As usual I will be taking the view that the truth lies somewhere in between and using personal experience to try and back up my point.
THE NO EMPATHY THEORY: Perhaps this is used less for us Aspies than for the more extreme forms of autism. But my own condition did have more extreme manifestations in my early years. According to both dearly departed parents I “treated people like objects”. I guess that means I shoved past people or gave unwelcome hugs or something. But I do remember getting a kick out of watching reactions – it pains me to think of an event at my nursery where everyone’s parents but mine seemed to be there and I had no understanding of what was going on and decided to get kicks by shoving toddlers over and watching them burst into tears. The teacher told me very politely to be careful but I knew my own maliciousness and it’s not a memory I’m proud of. I have sent prayers up that in adulthood those former toddlers would be healed of any emotional scars remaining but it shows that empathy can develop over the years if nothing else.
THE EXTREME EMPATHY THEORY: Flash forward a few years and I’m at an independent primary school on the continent (English speaking). Looking at my first report (aged five) it mentions a few pronounced eccentricities but also says that Christopher “cannot bear to see another child in distress and tries in his own way to comfort them” or somesuch.
Crying. Witnessing someone cry is the easy end of empathy (though I have heard of autistic husbands failing to comfort their wives when in distress). We’ve all cried. We all know something of the emotion that leads to us bursting into tears even from our early years when the experience of something like a bumped head is more of a shock to the system than it would be in adulthood. We know, unless we’re the kind of autistic who hates physical contact (which I’m not), how we appreciate the comfort of having an arm slipped around us, whatever has caused the distress. There is a feeling of not finding it easy to witness someone else’s distress but there is also what our own experience has taught us.
But that’s the easy bit. That’s where we don’t have the subtleties to cope with. Where the rubber hits the road is in terms of understanding the feelings of others when not explicitly stated. This is the classic autistic thing – not understanding what is communicated in less than obvious terms with the assumption that we will put two and two together, join up the dots or whatever.
There is also a struggle, for myself at least, with remembering, in more impatient moments to consider my reaction and think “How would I like to be on the receiving end of this?” One only knows how to be oneself. I hate when the person in front of me in the queue at the local store, bus stop, train station etc takes ages getting hold of what they want and find it nigh impossible at times to contain the groans. But when my own order takes more time than usual to process, I have to remember that were someone behind me to start groaning Autistic Hermit style, I would struggle to hear what the (wo)man at the counter was saying and probably have a meltdown myself. I only know how unbearable my own feelings are at any given time – it takes mental effort to consider the other person and keep patient. I can’t handle being interrupted in conversation but I also know what it is to feel so grossly misunderstood or talked into a corner that I cannot hold my peace and make an interjection myself.
So my conclusion?
- Empathy can, in less extreme cases of autism, be learned even if it does not come automatically.

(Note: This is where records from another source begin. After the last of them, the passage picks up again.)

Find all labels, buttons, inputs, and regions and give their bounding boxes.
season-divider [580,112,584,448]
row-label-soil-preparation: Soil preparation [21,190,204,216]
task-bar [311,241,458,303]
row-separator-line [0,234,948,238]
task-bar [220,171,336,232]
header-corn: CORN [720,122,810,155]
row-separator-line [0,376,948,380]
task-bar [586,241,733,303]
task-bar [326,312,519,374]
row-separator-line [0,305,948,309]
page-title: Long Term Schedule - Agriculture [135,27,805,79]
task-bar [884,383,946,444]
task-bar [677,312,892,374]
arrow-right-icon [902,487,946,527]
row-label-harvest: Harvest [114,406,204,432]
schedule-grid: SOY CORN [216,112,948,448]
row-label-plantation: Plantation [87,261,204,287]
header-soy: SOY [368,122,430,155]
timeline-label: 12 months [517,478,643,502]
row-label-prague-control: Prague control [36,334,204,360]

- Empathy lacks most in more subtle situations where we do not always realise how our words and actions will be taken.
- Empathy is an ongoing issue for us, either we have more of it than we can handle or we just can’t muster it up – it’s feast or famine.
AFTERTHOUGHT: And what about you lucky neurotypical types? Are you all A1 when it comes to empathy? When it comes to relating to the Aspie, the answer is probably not the one you want to hear. Those who get a kick out of our extreme reactions to distress or parade our weaknesses like they were something we took for granted rather than something we were keen to overcome are not our idea of good friends, regardless of any generosity or kindness they show us in other ways. In this instance, who lacks the empathy? Doesn’t take long to guess, does it.